I was angry and amazed at the arrogant and blatantly partisan tone of Voice of The Argus (January 8) concerning Southern Water's sewage treatment plans.
As a long-time resident of Peacehaven, I know something of the chequered history of the Portobello outfall and it does not make pretty reading. True, it has been in operation for at least 100 years but at the time it was built Brighton was a much smaller town.
Saltdean, Telscombe Cliffs and Peacehaven did not come into existence until after the First World War. During the past few decades, the outfall has been extended and patched up several times, at great personal expense to our local population, I may add.
Despite the area of beach below the Old Bastion Steps having always been a popular bathing spot with locals, the water quality, to my knowledge, has not once been tested by either Southern Water or the Environment Agency and many of our young people have suffered health problems most likely caused by bathing in the heavily polluted water.

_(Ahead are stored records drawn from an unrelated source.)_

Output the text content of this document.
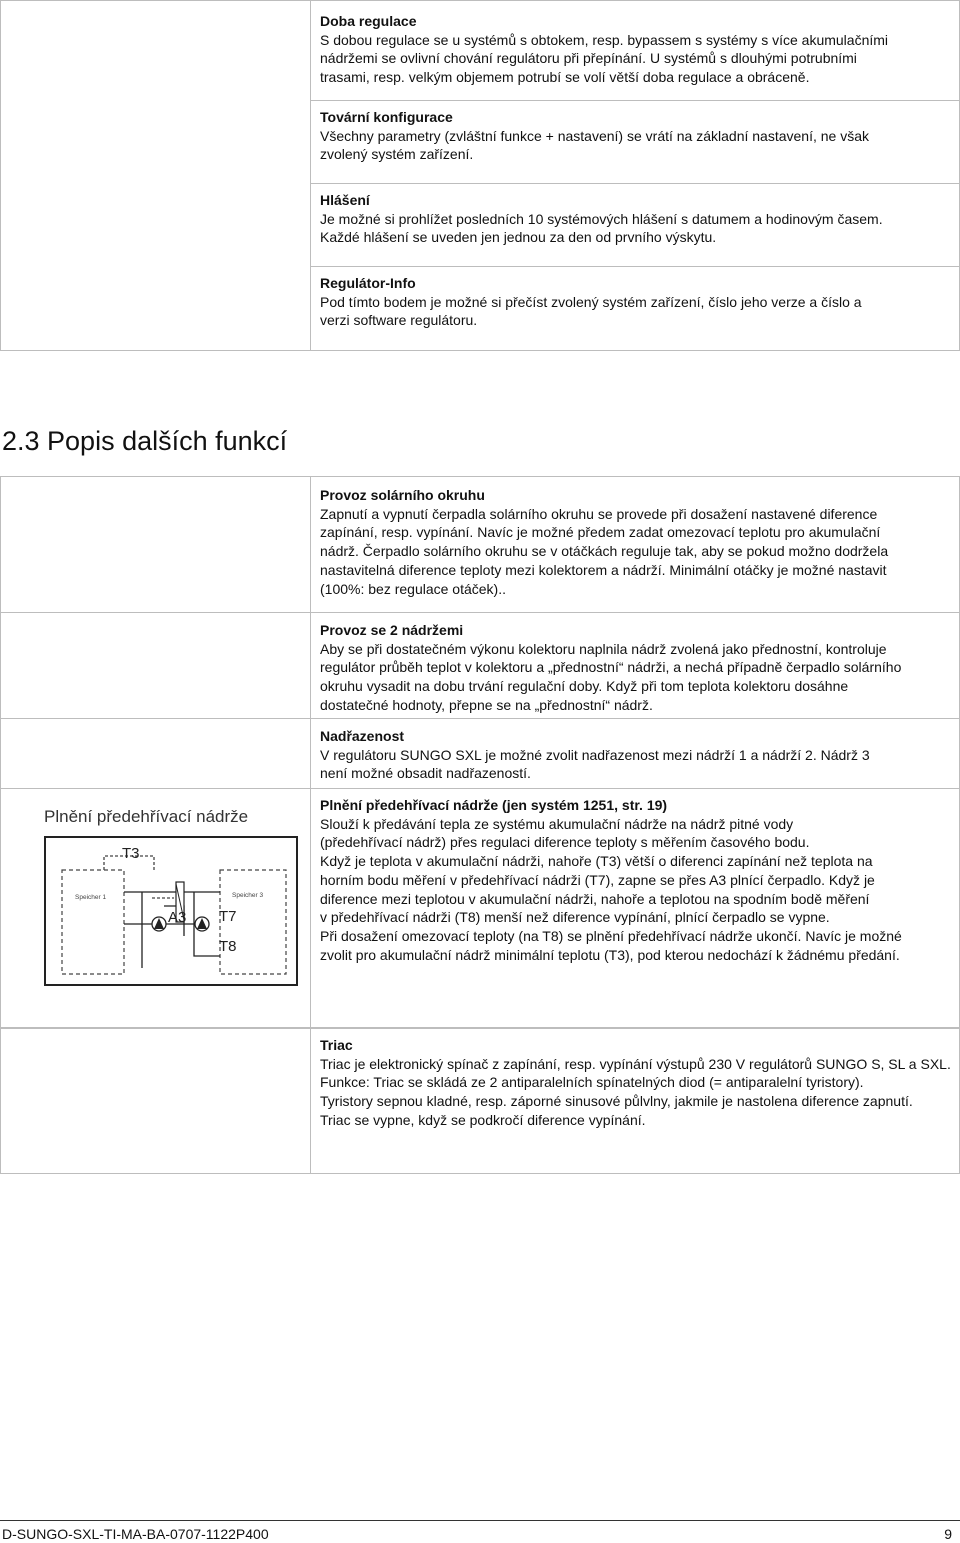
Doba regulace

S dobou regulace se u systémů s obtokem, resp. bypassem s systémy s více akumulačními

nádržemi se ovlivní chování regulátoru při přepínání. U systémů s dlouhými potrubními

trasami, resp. velkým objemem potrubí se volí větší doba regulace a obráceně.

Tovární konfigurace

Všechny parametry (zvláštní funkce + nastavení) se vrátí na základní nastavení, ne však

zvolený systém zařízení.

Hlášení

Je možné si prohlížet posledních 10 systémových hlášení s datumem a hodinovým časem.

Každé hlášení se uveden jen jednou za den od prvního výskytu.

Regulátor-Info

Pod tímto bodem je možné si přečíst zvolený systém zařízení, číslo jeho verze a číslo a

verzi software regulátoru.

2.3 Popis dalších funkcí
Provoz solárního okruhu

Zapnutí a vypnutí čerpadla solárního okruhu se provede při dosažení nastavené diference

zapínání, resp. vypínání. Navíc je možné předem zadat omezovací teplotu pro akumulační

nádrž. Čerpadlo solárního okruhu se v otáčkách reguluje tak, aby se pokud možno dodržela

nastavitelná diference teploty mezi kolektorem a nádrží. Minimální otáčky je možné nastavit

(100%: bez regulace otáček)..

Provoz se 2 nádržemi

Aby se při dostatečném výkonu kolektoru naplnila nádrž zvolená jako přednostní, kontroluje

regulátor průběh teplot v kolektoru a „přednostní“ nádrži, a nechá případně čerpadlo solárního

okruhu vysadit na dobu trvání regulační doby. Když při tom teplota kolektoru dosáhne

dostatečné hodnoty, přepne se na „přednostní“ nádrž.

Nadřazenost

V regulátoru SUNGO SXL je možné zvolit nadřazenost mezi nádrží 1 a nádrží 2. Nádrž 3

není možné obsadit nadřazeností.

Plnění předehřívací nádrže (jen systém 1251, str. 19)

Slouží k předávání tepla ze systému akumulační nádrže na nádrž pitné vody

(předehřívací nádrž) přes regulaci diference teploty s měřením časového bodu.

Když je teplota v akumulační nádrži, nahoře (T3) větší o diferenci zapínání než teplota na

horním bodu měření v předehřívací nádrži (T7), zapne se přes A3 plnící čerpadlo. Když je

diference mezi teplotou v akumulační nádrži, nahoře a teplotou na spodním bodě měření

v předehřívací nádrži (T8) menší než diference vypínání, plnící čerpadlo se vypne.

Při dosažení omezovací teploty (na T8) se plnění předehřívací nádrže ukončí. Navíc je možné

zvolit pro akumulační nádrž minimální teplotu (T3), pod kterou nedochází k žádnému předání.

Plnění předehřívací nádrže
Speicher 1	Speicher 3
T3
A3 T7
T8
Triac

Triac je elektronický spínač z zapínání, resp. vypínání výstupů 230 V regulátorů SUNGO S, SL a SXL.

Funkce: Triac se skládá ze 2 antiparalelních spínatelných diod (= antiparalelní tyristory).

Tyristory sepnou kladné, resp. záporné sinusové půlvlny, jakmile je nastolena diference zapnutí.

Triac se vypne, když se podkročí diference vypínání.

D-SUNGO-SXL-TI-MA-BA-0707-1122P400	9
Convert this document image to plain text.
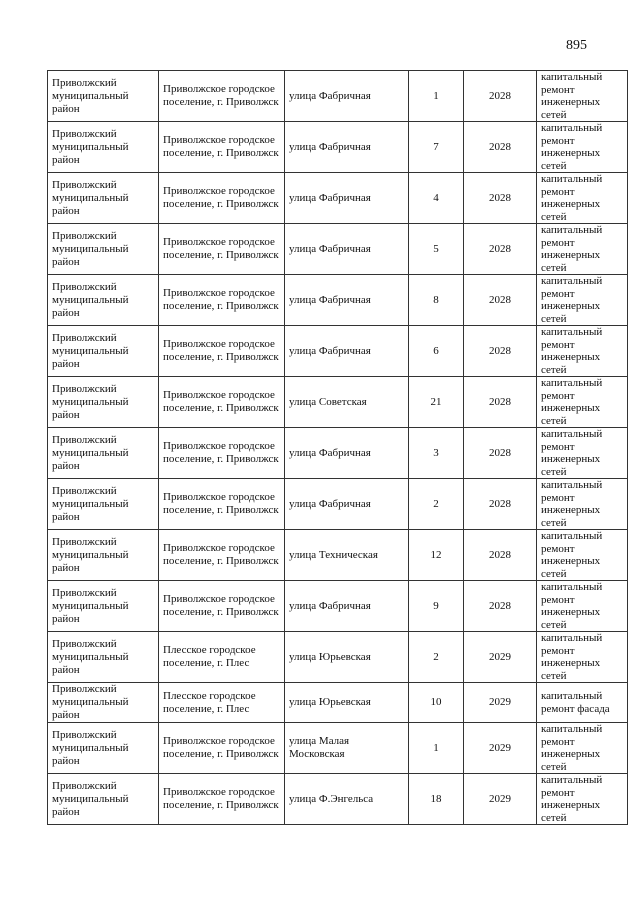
895
Приволжский муниципальный район	Приволжское городское поселение, г. Приволжск	улица Фабричная	1	2028	капитальный ремонт инженерных сетей
Приволжский муниципальный район	Приволжское городское поселение, г. Приволжск	улица Фабричная	7	2028	капитальный ремонт инженерных сетей
Приволжский муниципальный район	Приволжское городское поселение, г. Приволжск	улица Фабричная	4	2028	капитальный ремонт инженерных сетей
Приволжский муниципальный район	Приволжское городское поселение, г. Приволжск	улица Фабричная	5	2028	капитальный ремонт инженерных сетей
Приволжский муниципальный район	Приволжское городское поселение, г. Приволжск	улица Фабричная	8	2028	капитальный ремонт инженерных сетей
Приволжский муниципальный район	Приволжское городское поселение, г. Приволжск	улица Фабричная	6	2028	капитальный ремонт инженерных сетей
Приволжский муниципальный район	Приволжское городское поселение, г. Приволжск	улица Советская	21	2028	капитальный ремонт инженерных сетей
Приволжский муниципальный район	Приволжское городское поселение, г. Приволжск	улица Фабричная	3	2028	капитальный ремонт инженерных сетей
Приволжский муниципальный район	Приволжское городское поселение, г. Приволжск	улица Фабричная	2	2028	капитальный ремонт инженерных сетей
Приволжский муниципальный район	Приволжское городское поселение, г. Приволжск	улица Техническая	12	2028	капитальный ремонт инженерных сетей
Приволжский муниципальный район	Приволжское городское поселение, г. Приволжск	улица Фабричная	9	2028	капитальный ремонт инженерных сетей
Приволжский муниципальный район	Плесское городское поселение, г. Плес	улица Юрьевская	2	2029	капитальный ремонт инженерных сетей
Приволжский муниципальный район	Плесское городское поселение, г. Плес	улица Юрьевская	10	2029	капитальный ремонт фасада
Приволжский муниципальный район	Приволжское городское поселение, г. Приволжск	улица Малая Московская	1	2029	капитальный ремонт инженерных сетей
Приволжский муниципальный район	Приволжское городское поселение, г. Приволжск	улица Ф.Энгельса	18	2029	капитальный ремонт инженерных сетей
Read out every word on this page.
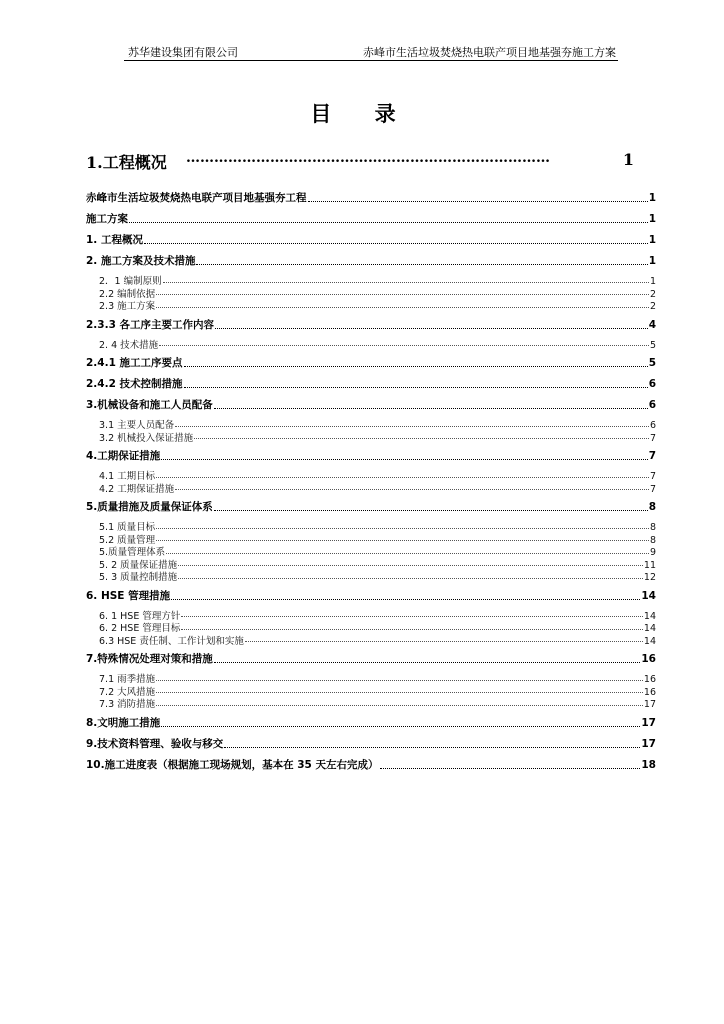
苏华建设集团有限公司	赤峰市生活垃圾焚烧热电联产项目地基强夯施工方案
目 录
1.工程概况 ……………………………………………………………………	1
赤峰市生活垃圾焚烧热电联产项目地基强夯工程	1
施工方案	1
1. 工程概况	1
2. 施工方案及技术措施	1
2．1 编制原则	1
2.2 编制依据	2
2.3 施工方案	2
2.3.3 各工序主要工作内容	4
2. 4 技术措施	5
2.4.1 施工工序要点	5
2.4.2 技术控制措施	6
3.机械设备和施工人员配备	6
3.1 主要人员配备	6
3.2 机械投入保证措施	7
4.工期保证措施	7
4.1 工期目标	7
4.2 工期保证措施	7
5.质量措施及质量保证体系	8
5.1 质量目标	8
5.2 质量管理	8
5.质量管理体系	9
5. 2 质量保证措施	11
5. 3 质量控制措施	12
6. HSE 管理措施	14
6. 1 HSE 管理方针	14
6. 2 HSE 管理目标	14
6.3 HSE 责任制、工作计划和实施	14
7.特殊情况处理对策和措施	16
7.1 雨季措施	16
7.2 大风措施	16
7.3 消防措施	17
8.文明施工措施	17
9.技术资料管理、验收与移交	17
10.施工进度表（根据施工现场规划，基本在 35 天左右完成）	18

It is nothing short of disgusting we are still having to endure the pumping of all Brighton and Hove's untreated sewage into the sea directly off our coastline. The filthy slicks of sludge are regularly carried on to our shorelines by the strong currents and prevailing winds and can be quite clearly seen from the cliff top.
We will not be bullied by either Brighton and Hove City Council or Southern Water into allowing any further despoilation of our lovely cliffs and beaches (or our precious downland, for that matter) and will continue to exercise our right in opposing any such moves.
Brighton and Hove appears to be suffering from delusions of grandeur since severing ties with East Sussex and becoming a city, seemingly viewing the population of the smaller coastal towns between Falmer and Seaford as some kind of disenfranchised sub-species, only good for being the unfortunate recipients of all the waste it generates (not to mention its stadiums).
Let the dumper become a dumpee - the city has more brown and greenfield sites available than all the rest of us put together - and clean up its act so it can truly become the Place to Be instead of the neighbour from hell.